Dis moi pourquoi tu as choisi de vivre à Istanbul? 
Mon père est turc ma mère française. J’ai toujours vécu à l’étranger et j’ai été élevée dans la culture française. Je n’ai pas appris le turc et en venant en Turquie j’ai voulu me réconcilier et découvrir cette autre partie de moi que j’ignorais. Lorsque je suis arrivée j’avais 30 ans. J’ai découvert une ville à la fois européenne et très orientale. J’ai aimé les turcs et surtout leur façon de créer du lien social, leur façon de se rencontrer, de montrer leur affection, le respect de certaines valeurs, les ainés, la famille. Je trouve les turcs doux et joyeux…. attentifs. En France les gens vivent trop dans l’indifférence. Mummm… parfois tout de même j’ai l’impression que les turcs ne sont pas très fiables,  je pense aux petits mensonges inutiles, aux retards répétés, à l’approximation… Mais c’est un autre sujet.

Jülide Bigat, Moda Deniz Kulübü, 2011
Tu entendais parler d’Istanbul pendant ton enfance? Comment tu imaginais cette ville?
En fait j’entendais parler d’Istanbul par ma mère qui me racontait son histoire à Istanbul car elle y a vécu 10 ans et y a passé des années marquantes. Elle y a rencontré mon père. Mon frère et moi sommes nés à Istanbul. Cétait son premier voyage. J’entendais aussi parfois mon père parler turc avec ses amis ou avec la famille au téléphone. Mais à la maison nous ne parlions que français. La Turquie cela restait tout de même vague; Je comprenais pourtant que c’était important, un élément  fondateur.  Istanbul était plus une notion, quelque chose d’énigmatique qu’une ville réelle pour moi enfant. Une ville qui appartenait à un autrefois dont je ne me souvenais pas. Nous habitions à Londres. Je me souviens par contre des grands sacs de cadeaux et vêtements que mes grands parents nous envoyaient avec de grosses chemises de nuit épaisses en coton. Ils devaient avoir peur qu’on attrape froid dans la grisaille londonienne ! C’était aussi une façon d’avoir un contact avec nous, d’entretenir le lien car je les ai vus très peu enfant, quelques fois…

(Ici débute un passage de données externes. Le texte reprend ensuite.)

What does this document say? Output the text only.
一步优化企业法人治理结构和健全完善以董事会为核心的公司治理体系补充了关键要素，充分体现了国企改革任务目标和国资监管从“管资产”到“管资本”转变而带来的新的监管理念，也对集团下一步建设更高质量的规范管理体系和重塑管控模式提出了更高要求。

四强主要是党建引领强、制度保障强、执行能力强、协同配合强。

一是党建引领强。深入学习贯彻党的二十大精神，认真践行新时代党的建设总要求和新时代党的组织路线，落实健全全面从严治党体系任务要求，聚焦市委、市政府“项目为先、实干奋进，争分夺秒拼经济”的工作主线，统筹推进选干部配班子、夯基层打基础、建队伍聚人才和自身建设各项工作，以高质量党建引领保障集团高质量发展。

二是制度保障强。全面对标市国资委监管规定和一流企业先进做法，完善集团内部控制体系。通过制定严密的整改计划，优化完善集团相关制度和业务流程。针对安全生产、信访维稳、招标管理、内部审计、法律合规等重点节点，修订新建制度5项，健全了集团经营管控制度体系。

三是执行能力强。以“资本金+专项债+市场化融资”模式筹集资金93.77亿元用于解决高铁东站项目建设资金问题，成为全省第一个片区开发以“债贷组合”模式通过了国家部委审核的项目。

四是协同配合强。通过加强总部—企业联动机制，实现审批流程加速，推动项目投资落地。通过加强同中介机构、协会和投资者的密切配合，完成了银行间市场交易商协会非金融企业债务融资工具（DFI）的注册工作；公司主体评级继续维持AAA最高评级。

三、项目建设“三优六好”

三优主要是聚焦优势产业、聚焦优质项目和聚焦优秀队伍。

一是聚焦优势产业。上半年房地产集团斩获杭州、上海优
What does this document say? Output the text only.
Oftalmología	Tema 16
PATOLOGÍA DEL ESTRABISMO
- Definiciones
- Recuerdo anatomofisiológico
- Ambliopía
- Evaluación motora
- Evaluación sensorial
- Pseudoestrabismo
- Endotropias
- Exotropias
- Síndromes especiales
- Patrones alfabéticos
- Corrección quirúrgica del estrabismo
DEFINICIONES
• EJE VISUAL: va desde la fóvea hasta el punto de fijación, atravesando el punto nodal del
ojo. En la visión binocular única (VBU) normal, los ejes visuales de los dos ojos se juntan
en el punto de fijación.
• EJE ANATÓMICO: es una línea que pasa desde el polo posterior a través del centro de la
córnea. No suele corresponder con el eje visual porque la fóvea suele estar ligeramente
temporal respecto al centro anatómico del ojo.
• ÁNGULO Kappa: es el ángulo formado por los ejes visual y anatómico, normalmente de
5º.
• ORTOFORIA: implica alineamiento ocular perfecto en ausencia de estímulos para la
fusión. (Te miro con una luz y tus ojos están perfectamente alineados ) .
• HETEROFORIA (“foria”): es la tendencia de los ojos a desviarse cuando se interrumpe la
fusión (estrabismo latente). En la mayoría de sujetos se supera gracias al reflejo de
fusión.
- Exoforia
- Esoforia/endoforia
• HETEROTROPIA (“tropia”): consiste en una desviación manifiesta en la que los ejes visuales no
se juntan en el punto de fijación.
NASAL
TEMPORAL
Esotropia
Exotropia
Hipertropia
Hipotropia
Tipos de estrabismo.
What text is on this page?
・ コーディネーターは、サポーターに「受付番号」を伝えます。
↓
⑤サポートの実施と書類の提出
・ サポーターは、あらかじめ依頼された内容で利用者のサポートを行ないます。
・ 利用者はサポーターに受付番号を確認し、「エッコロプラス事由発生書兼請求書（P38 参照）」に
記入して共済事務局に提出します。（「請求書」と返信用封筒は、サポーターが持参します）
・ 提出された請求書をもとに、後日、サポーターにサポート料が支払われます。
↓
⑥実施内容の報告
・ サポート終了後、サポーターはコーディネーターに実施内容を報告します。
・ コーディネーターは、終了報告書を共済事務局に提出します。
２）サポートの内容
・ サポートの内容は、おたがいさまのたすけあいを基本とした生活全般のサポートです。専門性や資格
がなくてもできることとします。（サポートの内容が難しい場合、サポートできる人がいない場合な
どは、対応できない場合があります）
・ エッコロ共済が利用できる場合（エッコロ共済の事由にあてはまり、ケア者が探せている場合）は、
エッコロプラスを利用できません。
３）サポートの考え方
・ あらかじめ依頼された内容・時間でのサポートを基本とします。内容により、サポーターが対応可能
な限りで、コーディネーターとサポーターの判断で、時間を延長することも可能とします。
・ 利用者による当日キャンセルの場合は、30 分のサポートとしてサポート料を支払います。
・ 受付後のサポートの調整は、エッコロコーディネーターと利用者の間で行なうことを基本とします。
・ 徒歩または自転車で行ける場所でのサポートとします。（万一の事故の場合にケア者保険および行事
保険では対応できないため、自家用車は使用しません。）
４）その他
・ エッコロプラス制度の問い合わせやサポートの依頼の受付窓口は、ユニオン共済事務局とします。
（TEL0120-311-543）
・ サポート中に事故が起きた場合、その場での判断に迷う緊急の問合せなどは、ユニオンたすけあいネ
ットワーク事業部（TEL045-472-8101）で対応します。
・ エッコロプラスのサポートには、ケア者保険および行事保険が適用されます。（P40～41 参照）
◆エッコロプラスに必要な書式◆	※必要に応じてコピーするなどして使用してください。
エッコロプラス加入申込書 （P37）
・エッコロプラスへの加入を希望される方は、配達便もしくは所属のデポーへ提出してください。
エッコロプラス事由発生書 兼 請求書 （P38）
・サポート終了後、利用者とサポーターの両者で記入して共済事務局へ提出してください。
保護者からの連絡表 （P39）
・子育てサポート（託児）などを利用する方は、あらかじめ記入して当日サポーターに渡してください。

Quels sont tes lieux préférés à Istanbul? 
J’aime Sultanahmet et le Palais de Topkapı. Peut être parce que quand j’y suis, avec les touristes, j’ai l’impression moi aussi d’être en voyage. J’aime quand tout à coup les muezzins font l’appel à la prière et que cela résonne de tous les côtés. J’aime les petites tables au bord de la Corne d’Or et du pont de Galata derrière le marché aux poisson de Karaköy. C’est encore simple, authentique. Souvent je vais aux îles aux Prince. Il y a un côté suranné qui me plaît et depuis les rives des îles, depuis cet îlot de nature ont peut voir le côté monstrueux et tentaculaire d’Istanbul. Et puis biensûr il y a Kadıköy, Moda où je suis née et où je vis… 

Il y a tellement de lieux étonnants dans la ville. Plus que des quartiers, moi ce sont des «micro» lieux qui me parlent. Alors lorsque je parlais de Topkapı, je pense à un banc qui est au niveau de la troisième cour, en face de l’eau. Lorsque je parle de Karaköy, je pense à la vue à gauche de l’embarcadère et à ces petites tables tout près de l’eau. Lorsque j’évoquais Moda c’est par exemple les rambardes devant le parking du club de Moda. C’est un spot incroyable avec le bleu de la mer à perte de vue… J’ai mes petits coins privilégiés aussi à Fenerbahçe. La plupart des lieux que j’aime sont au bord de l’eau. Il y en a d’autres. Comme par exemple le marché de Kadıköy. Je me souviens avoir eu l’occasion une fois d’y aller avec ma grand mère qui m’y montrait ses habitudes, ses commerçants. Je repense à elle lorsque je le traverse. J’aime regarder les étalages éclairés par des ampoules à nu, la façon dont est organisée la présentation des légumes, tous bien alignés… En contraste avec le fouillis ambiant, la foule…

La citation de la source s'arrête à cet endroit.